When Each Type Circulates

In temperate climates like most of the United States, flu season runs roughly from November through March. Influenza A typically dominates the early and peak months of the season, while influenza B often picks up later, sometimes peaking in February or March after influenza A has already begun to decline. In tropical regions closer to the equator, influenza B tends to circulate at low levels year-round rather than following a sharp seasonal pattern.

This staggered timing is why the flu season can feel like it drags on. You might dodge the initial wave of influenza A in December only to encounter influenza B in March.

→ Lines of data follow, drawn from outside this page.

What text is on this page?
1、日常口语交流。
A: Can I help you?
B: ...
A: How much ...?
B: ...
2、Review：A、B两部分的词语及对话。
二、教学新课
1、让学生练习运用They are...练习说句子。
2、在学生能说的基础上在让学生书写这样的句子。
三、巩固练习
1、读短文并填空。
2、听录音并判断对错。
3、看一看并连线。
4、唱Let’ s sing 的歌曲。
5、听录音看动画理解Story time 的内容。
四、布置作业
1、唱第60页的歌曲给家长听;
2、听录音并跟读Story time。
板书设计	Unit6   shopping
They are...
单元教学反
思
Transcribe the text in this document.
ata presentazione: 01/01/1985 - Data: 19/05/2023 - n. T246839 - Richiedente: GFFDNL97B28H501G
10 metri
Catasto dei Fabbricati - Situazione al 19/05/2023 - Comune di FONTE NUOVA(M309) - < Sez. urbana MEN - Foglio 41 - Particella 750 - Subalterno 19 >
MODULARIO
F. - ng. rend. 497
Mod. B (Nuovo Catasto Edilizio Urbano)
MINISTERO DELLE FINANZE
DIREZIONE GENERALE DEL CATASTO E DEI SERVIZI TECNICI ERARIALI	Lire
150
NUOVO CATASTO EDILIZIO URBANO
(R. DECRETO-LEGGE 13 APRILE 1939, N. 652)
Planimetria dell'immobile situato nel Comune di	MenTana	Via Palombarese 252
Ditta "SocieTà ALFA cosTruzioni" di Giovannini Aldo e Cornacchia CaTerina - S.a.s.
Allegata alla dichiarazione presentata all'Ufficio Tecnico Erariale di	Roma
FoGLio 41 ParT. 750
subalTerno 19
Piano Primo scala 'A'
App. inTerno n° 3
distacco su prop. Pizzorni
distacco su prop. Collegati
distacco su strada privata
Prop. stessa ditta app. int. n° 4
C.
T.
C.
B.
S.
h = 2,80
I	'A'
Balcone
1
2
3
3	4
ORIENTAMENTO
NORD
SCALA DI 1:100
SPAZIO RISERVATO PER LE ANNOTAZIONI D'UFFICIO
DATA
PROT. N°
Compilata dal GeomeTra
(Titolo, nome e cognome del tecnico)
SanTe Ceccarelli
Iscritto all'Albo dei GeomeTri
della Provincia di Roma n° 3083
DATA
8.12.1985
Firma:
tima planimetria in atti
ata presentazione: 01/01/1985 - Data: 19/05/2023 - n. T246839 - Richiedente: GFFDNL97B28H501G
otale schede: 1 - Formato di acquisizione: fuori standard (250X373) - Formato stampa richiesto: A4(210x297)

How Testing Tells Them Apart

Rapid flu tests available in clinics and urgent care centers can distinguish between influenza A and B in about 15 to 30 minutes. These tests are highly specific, meaning a positive result is very reliable (at least 95 percent accuracy for both types). Sensitivity is lower, though. The FDA requires rapid tests to correctly identify at least 80 percent of true influenza A and B infections when compared to the gold-standard PCR test. That means false negatives are possible, especially with influenza B, which sits right at the minimum sensitivity threshold. If your rapid test comes back negative but your symptoms strongly suggest the flu, a PCR test can provide a more definitive answer.

What This Means for the Vaccine

For the 2024-25 season, all flu vaccines in the United States are trivalent, meaning they protect against three strains: two influenza A viruses (an H1N1 and an H3N2) and one influenza B virus from the Victoria lineage. Previous years used quadrivalent vaccines that included both B lineages, but the B/Yamagata lineage has not been detected in circulation since early in the COVID-19 pandemic, so it was dropped.

Because both influenza A and B mutate continuously, the specific strains in the vaccine are reviewed and updated each year by the World Health Organization. The goal is to match the vaccine as closely as possible to whichever versions of the virus are expected to circulate. Getting vaccinated each fall remains the most effective way to reduce your risk of both types.